Работа моя началась в тот же день. Сначала я пришивал ему пуговицу, потом гладил носовой платок, а позже сел за стол и стал просматривать бумаги. Жена писала ему часто, почти каждое письмо содержало просьбу прислать денег, и все они начинались приблизительно так: «Вчера мы с Дози читали и перечитывали твое последнее письмо. Как бедная Дози чувствует, что ты не любишь ее! Она часто плачет, когда мы говорим о тебе (ты даже не вспомнил: недавно был день ее рождения!). Бедная, у нее никого нет на свете, кроме меня. Мы опять вынуждены переехать из этой гостиницы и искать другую, пиши до востребования. Нигде не хотят нас держать»… Затем были деловые письма: писал адвокат из Лондона о процентных бумагах, писали из Женевы о продаже недвижимости; были многочисленные письма дальних родственников со всего мира: с Формозы, с Канарских островов, из Персии — один просил денег, чтобы запатентовать изобретение, другой — денег на учение сына, третий — денег на поездку в Париж. И наконец, была папка дел заводов, в которых Калягин поместил свои капиталы. Все это через неделю я уже знал наизусть. Уходя, мне иногда приходилось мазать ему поясницу йодом, он верил в йод, как в универсальное целебное средство. Тело у него было холеное, с желтизной, в крупных родинках.
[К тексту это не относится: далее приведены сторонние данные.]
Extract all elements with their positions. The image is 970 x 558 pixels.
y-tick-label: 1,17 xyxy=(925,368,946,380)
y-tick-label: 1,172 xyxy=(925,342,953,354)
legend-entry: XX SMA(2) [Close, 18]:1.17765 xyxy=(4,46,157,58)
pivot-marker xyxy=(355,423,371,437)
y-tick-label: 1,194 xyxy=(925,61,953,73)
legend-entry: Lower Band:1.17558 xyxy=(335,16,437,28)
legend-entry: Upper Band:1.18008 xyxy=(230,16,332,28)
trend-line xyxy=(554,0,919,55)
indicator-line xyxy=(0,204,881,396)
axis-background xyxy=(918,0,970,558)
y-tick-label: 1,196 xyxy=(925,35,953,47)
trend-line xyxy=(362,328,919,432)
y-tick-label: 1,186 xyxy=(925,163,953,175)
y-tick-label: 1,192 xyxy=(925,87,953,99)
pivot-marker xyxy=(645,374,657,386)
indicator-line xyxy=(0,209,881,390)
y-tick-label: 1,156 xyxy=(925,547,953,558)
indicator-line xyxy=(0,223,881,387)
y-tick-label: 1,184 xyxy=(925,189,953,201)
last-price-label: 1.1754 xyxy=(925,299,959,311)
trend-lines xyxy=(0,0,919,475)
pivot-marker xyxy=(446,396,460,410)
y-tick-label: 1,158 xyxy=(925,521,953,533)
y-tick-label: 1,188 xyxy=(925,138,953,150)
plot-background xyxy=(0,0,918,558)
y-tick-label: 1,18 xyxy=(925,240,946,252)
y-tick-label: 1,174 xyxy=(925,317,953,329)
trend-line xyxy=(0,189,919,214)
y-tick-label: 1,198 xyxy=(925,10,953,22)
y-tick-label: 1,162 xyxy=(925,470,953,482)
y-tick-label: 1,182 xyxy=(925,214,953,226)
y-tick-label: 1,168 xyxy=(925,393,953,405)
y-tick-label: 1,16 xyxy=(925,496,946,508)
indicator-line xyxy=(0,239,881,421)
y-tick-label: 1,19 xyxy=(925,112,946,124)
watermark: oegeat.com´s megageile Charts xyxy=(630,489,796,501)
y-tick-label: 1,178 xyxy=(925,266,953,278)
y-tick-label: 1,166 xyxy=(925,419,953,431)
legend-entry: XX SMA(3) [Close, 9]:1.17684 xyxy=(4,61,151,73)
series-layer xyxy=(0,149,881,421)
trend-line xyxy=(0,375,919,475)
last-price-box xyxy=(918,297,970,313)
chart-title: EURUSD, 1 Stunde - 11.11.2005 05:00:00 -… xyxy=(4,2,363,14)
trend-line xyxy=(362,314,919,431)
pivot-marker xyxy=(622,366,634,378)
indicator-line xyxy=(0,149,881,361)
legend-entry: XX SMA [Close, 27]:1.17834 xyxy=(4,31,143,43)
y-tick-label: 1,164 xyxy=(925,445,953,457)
Месяца через четыре я выслал Але в Париж мой долг и почувствовал, что настало время начать копить деньги на переезд в Чикаго. Я представлял себе Дружина, я все время ясно представлял себе его, я, можно сказать, издали не спускал с него глаз. Вечерами я думал о нем, и мне иногда хотелось рассказать о нем кому-нибудь.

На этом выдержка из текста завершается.